Saturday, October 20, 2007

God is dead, and I am not feeling too well myself

Karl Marx described religion as the opium of the people, as the religious pie-in-the-sky came in the way of the proletariat realizing their revolutionary potential. A new school of thought, and a rash of books have emerged over the last one year, that are clearly anti-religion and atheistic, and put the blame for society’s ailments entirely on religious beliefs.

Religion is a delusion, according to these writers, including Richard Dawkins in The God Delusion, and is responsible for the fundamentalism and divisions in today’s world. In contrast the scientific method, applied thoroughly, will usher in a brave new world.

There is an element of déjà vu to these new theories. This time over however the new wave of secular, nay atheistic writings, are a reaction to the mayhem and violence that the world is seeing in the name of religion.

One thing is clear is that despite Hume, the empiricists and the logical positivists, religion continues to thrive. By dismissing ethical statements as mere ejaculations, and religious statements as meaningless sentences, philosophy restricted its area of activity to being the handmaiden of science, providing the logical framework for science, without answering the questions about eternal truths that was the primal impetus for philosophy.

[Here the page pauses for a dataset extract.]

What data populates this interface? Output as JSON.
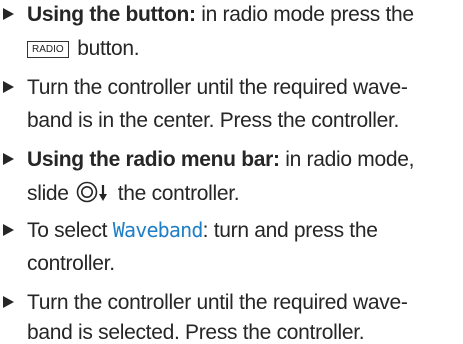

Logical positivists like A.J. Ayer disenchanted the world, and killed God by dismissing any questions about the supernatural as meaningless.

I remember how dogmatically the logical positivists clung on to this circumscribed version of truth. When I asked my philosophy professor, a logical positivist, what one makes of my own consciousness, which is not empirically verifiable, he turned around to me and said that consciousness had no place in philosophy. When I insisted that I was conscious when I spoke to him, and could not hence exclude consciousness out of the discussion, he promptly chided me for picking up my knowledge from “popular magazines” like the Reader’s Digest. The discussion was closed as far as the professor was concerned.

Not unexpectedly, logical positivism had taken philosophy into a sterility. If the positivists had decided that questions about God were meaningless sentences, other schools of philosophy decided that logical debate on God was impossible. Some of the existentialists like Sartre went along with the disenchantment of the world, and built a philosophy around the meaningless and emptiness of life. Taking a leaf from Søren Kierkegaard before them, other thinkers attempted to restore subjectivity into philosophical discourse, and the “leap of faith” into understanding God. God was in the realm of subjectivity, and so was morality.

Demolishing God and religion has serious consequences on social and cultural life. It makes ethics and morality relative --- my expression of likes and dislikes is as good as the next person’s. If there is no agreed moral truth, we cannot reason together. All truth becomes subjective or relative, no more than a construction.

Enforcement of morality becomes even more tenuous, without the fear of God. Many will argue that despite the Holocaust, and other cruelty against humanity, that man is naturally moral, and does not need the Bible or other religious books to guide him on what is right or wrong. Maybe, but the historical evidence ensures that the jury is still out on this issue.

As dangerous as moral relativism would be the breakdown of organized religion. For all its faults, organized religion provides the basis for community, shared experience, shared values. The breakdown of religion, approved by the neo-atheists, in fact leads to attempts to re-enchant the world through new religious cults that focus more on subjectivity than on community, more on a personal morality, than social morality.

The proclamation of the death of God, or the need to get him out of the picture is not new, but its revival at this juncture in history is positively dangeorus. In a world that is already divided by nationalities, ethnicity, language, and a whole host of other factors including the fringe elements of organized religion, the disenchantment of the world can only lead to nihilism of catastrophic proportions.